С юга, запада и востока к укреплениям повстанцы близко не подходили. На расстоянии в две мили, против всех шести действующих въездов в город, они возвели редуты, ощетинившиеся пушками, и принялись ждать.
Но иначе обстояли дела на севере.
Река Римак отделяла Лиму от её пригорода — района Риачуэло. Богатые лименьёс с презрением называли Риачуэло «низким городом». Это был район ремесленников, водовозов, прачек, слуг, мелких торговцев и крестьян. Именно там разрешалось работать кузнецам, медникам, кожевенникам, красильщикам и прочим шумным и вонючим мастерским, обеспечивающим уют и комфорт столицы. Поэтому в Риачуэло обитал практически весь пролетариат столицы.
Вот в этот район и вошли с развёрнутыми знамёнами и под барабанный бой босяки в розовой простонародной одежде, но с мушкетами. Народ встречал их приветственными криками. А вот представители власти, духовенство и прочие социально-чуждые для мятежников элементы побежали из Риачуэло в панике.
Защищать этот район никто даже не думал. Там не было укреплений. Более того — там нечего было защищать по мнению тех, кто решал судьбу города. Кроме пороховой мельницы, о которой в панике просто забыли.
Для острастки со стен города по Риачуэло дали несколько залпов. Ядра наделали бед в скученных постройках, но ни одного из воинов не задели. В ответ гуанерос несколько раз выстрелили прямо в ворота напротив моста, дав знать, что вылазки будут пресекаться.
Установилось напряжённое ожидание.
Блокада была полной — за одним загадочным исключением. В Лиму по-прежнему допускались торговцы льдом. Его каждый день доставляли из Кордильер на мулах, покрыв глыбы травой, чтобы они не таяли по дороге. Этим уже много поколений занималась одна и та же община кечуа, больше ничем не промышлявшая. И вот эти индейцы-погонщики на глазах изумлённых защитников города прошли сквозь блокаду, словно война их совсем не касалась.
Разумеется, их сразу заподозрили в передаче информации для «пятой колонны». Полиция до нитки обыскала потрясённых таким приёмом индейцев и даже расколола глыбы льда в мелкую крошку, предполагая, что в сердцевинах спрятано послание. Но ничего не нашли.
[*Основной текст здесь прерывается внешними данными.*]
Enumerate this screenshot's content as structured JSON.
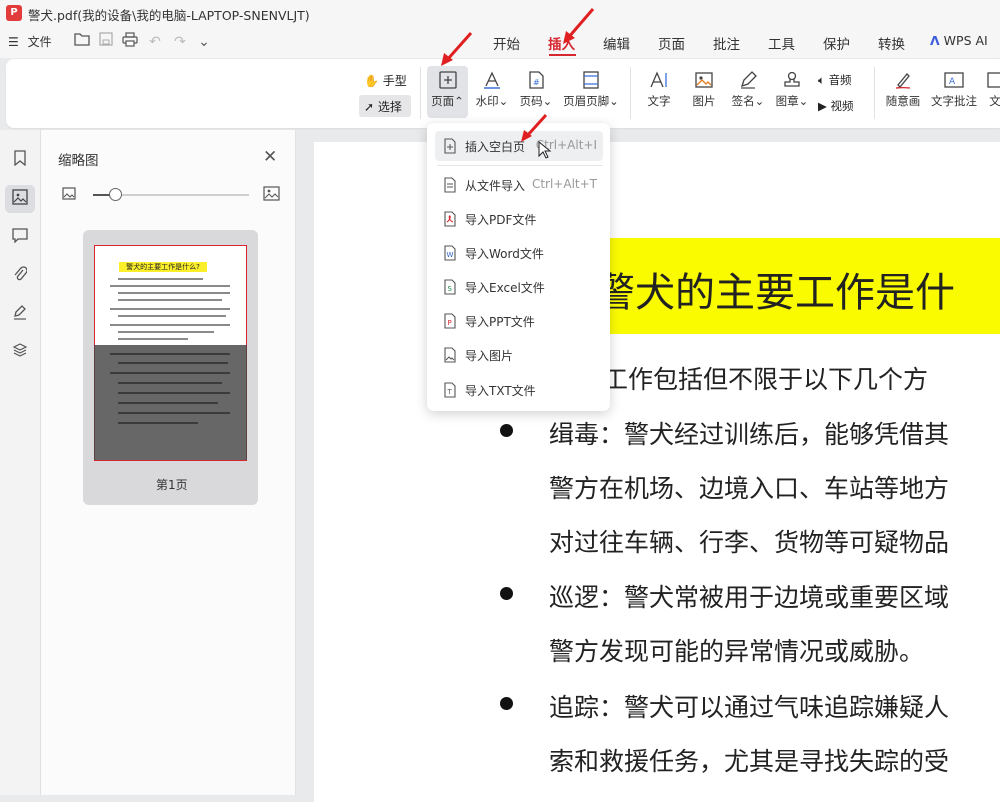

Самое любопытное, что тщательный досмотр повторился и на блокпосту. Повстанцы с той же дотошностью обыскали караван на предмет посланий из города и отпустили. В чём смысл этого исключения — никто не понимал. Но через несколько дней привыкли: лёд стал единственным, что можно было получить сквозь кольцо окружения. Слухи поговаривали, что злодей Патиньо сам безумно любил напитки со льдом — и лишь по причине этой своей слабости не разрушил бизнес кечуанской общины.
В осаждённом городе настроения метались между безудержным весельем и чёрной меланхолией. Это было следствием борьбы двух источников информации — слухов и официоза. Генерал Торрико, сначала ввёл цензуру для всех печатных изданий, а затем решительно закрыл их все, оставив лишь «Ежедневный бюллетень», издававшийся мэрией. Само собой, бюллетень был преисполнен оптимизма — там сулили скорый приход армии из Куско, которая освободит город. А слухи твердили совсем иное: войско деблокады попало в засаду и было уничтожено на одном из горных перевалов.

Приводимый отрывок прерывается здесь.